Cari tambahan penghasilan

Sering merasa gaji cuma sebatas numpang lewat karena kebanyakan bayar cicilan? Kalau situasinya sudah seperti ini dan ingin kondisi finansial lebih sehat, coba cari cara untuk menambah penghasilan. Misal sebagai fotografer lepas saat akhir pekan, terima jasa bikin ilustrasi, atau makanan.

Atur waktu seefisien mungkin agar tidak mengganggu jadwal rutinitas di kantor, plus kamu bisa memanfaatkan waktu luang dan akhir pekan untuk melakukan hal-hal produktif yang menghasilkan uang buat menutupi bayar cicilan. 

 

Turunkan dana belanja dan kuliner

Untuk antisipasinya, kurangi dana untuk belanja atau gaya hidup, dan pastikan untuk disiplin tidak melanggarnya supaya alokasi keuangan bisa difokuskan untuk bayar cicilan.  

Memanfaatkan tabungan 

Ketika penghasilan bulanan dirasa sudah benar-benar tidak bisa diandalkan buat bayar tagihan angsuran, kamu bisa memanfaatkan cadangan tabungan atau aset investasi yang kamu miliki untuk menalanginya. 

Kalau dana tabungan juga tidak bisa diandalkan, kamu bisa coba jual beberapa barang berharga yang sekiranya tidak terlalu penting untuk dipakai sehari-hari.

Komitmen untuk segera mengurangi atau melunasi beban  cicilan akan membuat kondisi keuangan lebih stabil sehingga ke depannya kamu bisa menyisihkan gaji untuk hal lain seperti investasi atau asuransi.  

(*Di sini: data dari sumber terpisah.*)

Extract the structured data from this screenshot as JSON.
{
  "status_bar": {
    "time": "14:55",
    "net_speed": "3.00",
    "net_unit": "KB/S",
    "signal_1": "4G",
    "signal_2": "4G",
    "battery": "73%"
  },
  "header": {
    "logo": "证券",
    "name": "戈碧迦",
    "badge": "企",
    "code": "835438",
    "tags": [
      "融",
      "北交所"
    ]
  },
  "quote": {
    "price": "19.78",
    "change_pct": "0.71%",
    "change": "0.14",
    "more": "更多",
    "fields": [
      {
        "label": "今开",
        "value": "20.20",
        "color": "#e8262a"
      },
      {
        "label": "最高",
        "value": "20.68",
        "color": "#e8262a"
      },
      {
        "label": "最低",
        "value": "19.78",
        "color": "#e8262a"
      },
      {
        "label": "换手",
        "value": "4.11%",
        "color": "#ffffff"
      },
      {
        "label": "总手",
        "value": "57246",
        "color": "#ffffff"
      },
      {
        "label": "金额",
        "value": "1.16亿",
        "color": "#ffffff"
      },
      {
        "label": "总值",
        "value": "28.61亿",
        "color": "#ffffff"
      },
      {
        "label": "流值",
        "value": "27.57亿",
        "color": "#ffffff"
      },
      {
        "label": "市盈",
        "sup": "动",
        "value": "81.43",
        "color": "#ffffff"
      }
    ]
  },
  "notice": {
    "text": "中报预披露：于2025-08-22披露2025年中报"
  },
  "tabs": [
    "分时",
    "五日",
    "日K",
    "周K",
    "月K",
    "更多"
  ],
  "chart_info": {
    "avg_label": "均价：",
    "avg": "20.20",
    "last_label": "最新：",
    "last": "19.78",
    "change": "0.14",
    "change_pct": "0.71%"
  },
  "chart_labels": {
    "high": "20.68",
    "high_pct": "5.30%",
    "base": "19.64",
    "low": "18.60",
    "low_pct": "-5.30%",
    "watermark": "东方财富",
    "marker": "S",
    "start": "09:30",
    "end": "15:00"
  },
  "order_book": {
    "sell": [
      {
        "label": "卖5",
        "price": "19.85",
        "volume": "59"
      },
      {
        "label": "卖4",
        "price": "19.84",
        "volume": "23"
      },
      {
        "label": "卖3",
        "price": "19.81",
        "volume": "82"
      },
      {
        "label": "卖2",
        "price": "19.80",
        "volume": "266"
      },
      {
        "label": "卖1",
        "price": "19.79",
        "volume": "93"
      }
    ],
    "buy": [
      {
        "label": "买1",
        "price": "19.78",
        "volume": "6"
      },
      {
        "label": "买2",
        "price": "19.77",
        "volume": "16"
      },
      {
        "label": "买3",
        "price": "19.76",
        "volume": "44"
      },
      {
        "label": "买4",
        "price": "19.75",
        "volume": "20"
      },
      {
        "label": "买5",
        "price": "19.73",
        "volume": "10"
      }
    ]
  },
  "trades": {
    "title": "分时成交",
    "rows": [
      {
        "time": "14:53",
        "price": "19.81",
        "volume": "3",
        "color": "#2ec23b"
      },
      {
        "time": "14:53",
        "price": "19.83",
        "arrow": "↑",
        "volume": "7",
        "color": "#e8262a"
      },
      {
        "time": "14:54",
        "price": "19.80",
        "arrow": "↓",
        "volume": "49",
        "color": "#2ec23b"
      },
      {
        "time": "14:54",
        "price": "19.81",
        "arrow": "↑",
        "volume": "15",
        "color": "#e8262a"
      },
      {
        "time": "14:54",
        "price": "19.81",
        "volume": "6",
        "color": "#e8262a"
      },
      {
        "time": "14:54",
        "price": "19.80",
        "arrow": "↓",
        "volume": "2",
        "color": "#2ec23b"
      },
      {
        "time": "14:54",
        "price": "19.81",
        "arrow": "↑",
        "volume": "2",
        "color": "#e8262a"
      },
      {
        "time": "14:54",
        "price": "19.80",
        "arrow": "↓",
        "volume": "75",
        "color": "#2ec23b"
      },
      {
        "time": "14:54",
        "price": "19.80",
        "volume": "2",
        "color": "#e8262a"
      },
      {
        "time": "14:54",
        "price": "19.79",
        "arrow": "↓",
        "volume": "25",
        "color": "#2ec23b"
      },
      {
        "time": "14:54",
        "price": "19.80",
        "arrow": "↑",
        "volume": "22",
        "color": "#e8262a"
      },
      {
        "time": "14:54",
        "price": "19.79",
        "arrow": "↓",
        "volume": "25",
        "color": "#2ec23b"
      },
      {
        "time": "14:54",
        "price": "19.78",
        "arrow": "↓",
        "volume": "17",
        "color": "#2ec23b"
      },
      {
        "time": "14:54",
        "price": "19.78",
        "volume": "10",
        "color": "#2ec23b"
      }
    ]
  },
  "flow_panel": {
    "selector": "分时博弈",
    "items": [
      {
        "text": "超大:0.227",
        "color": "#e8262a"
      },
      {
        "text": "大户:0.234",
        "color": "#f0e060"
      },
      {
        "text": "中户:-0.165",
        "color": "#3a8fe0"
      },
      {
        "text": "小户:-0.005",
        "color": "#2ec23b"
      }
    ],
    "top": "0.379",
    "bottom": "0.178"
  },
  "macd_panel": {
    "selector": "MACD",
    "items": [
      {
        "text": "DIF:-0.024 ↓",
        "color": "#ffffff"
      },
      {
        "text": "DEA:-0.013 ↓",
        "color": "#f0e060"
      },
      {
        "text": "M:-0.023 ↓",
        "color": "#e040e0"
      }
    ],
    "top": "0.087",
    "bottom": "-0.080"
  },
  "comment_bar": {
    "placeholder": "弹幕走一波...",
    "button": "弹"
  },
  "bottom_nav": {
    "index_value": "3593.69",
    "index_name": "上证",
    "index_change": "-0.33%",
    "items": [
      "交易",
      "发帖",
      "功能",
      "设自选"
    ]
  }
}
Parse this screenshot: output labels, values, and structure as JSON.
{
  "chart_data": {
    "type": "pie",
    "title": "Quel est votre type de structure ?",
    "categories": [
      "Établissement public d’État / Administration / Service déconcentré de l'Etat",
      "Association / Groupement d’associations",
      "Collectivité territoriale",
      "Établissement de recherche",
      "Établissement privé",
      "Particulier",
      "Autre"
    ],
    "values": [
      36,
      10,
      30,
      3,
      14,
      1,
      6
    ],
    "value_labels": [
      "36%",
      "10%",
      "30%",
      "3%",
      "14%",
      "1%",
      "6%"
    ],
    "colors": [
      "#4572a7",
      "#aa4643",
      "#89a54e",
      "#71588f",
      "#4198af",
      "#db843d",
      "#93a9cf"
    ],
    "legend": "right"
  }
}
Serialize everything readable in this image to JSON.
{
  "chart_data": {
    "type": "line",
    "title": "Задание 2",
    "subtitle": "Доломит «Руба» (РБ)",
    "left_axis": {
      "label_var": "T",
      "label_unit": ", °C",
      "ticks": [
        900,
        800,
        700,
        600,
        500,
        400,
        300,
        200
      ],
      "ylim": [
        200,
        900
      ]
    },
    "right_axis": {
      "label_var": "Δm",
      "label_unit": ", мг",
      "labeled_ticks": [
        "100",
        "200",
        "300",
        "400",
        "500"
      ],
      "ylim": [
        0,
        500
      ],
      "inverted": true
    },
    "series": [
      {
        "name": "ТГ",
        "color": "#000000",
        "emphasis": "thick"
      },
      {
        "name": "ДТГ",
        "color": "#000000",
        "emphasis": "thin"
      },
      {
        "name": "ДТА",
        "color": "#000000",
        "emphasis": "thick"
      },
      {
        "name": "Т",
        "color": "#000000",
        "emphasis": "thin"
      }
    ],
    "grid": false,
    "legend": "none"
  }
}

Bijak dalam mengambil cicilan baru 

Saat anggaran kredit sudah mencapai 30% atau bahkan lebih, buat komitmen untuk tidak tergoda mengambil cicilan baru, apapun alasannya. Misal, ada promo ponsel seri terbaru atau sepatu dengan brand favorit dengan fasilitas kredit bunga 0%. Bijak untuk mengambil iming-iming tersebut. Fokus untuk segera melunasi utang sebelumnya, baru kamu bisa merencanakan untuk belanja lainnya. 

Dengan beberapa tips di atas, diharapkan kondisi keuangan pun lebih sehat dan pikiran tidak melulu pusing karena selalu dibebani tagihan. Siapa pun ingin tenang di masa depannya, bukan? Mulailah untuk disiplin atur pengeluaran dan lunasi cicilan supaya ada persiapan investasi di masa depan.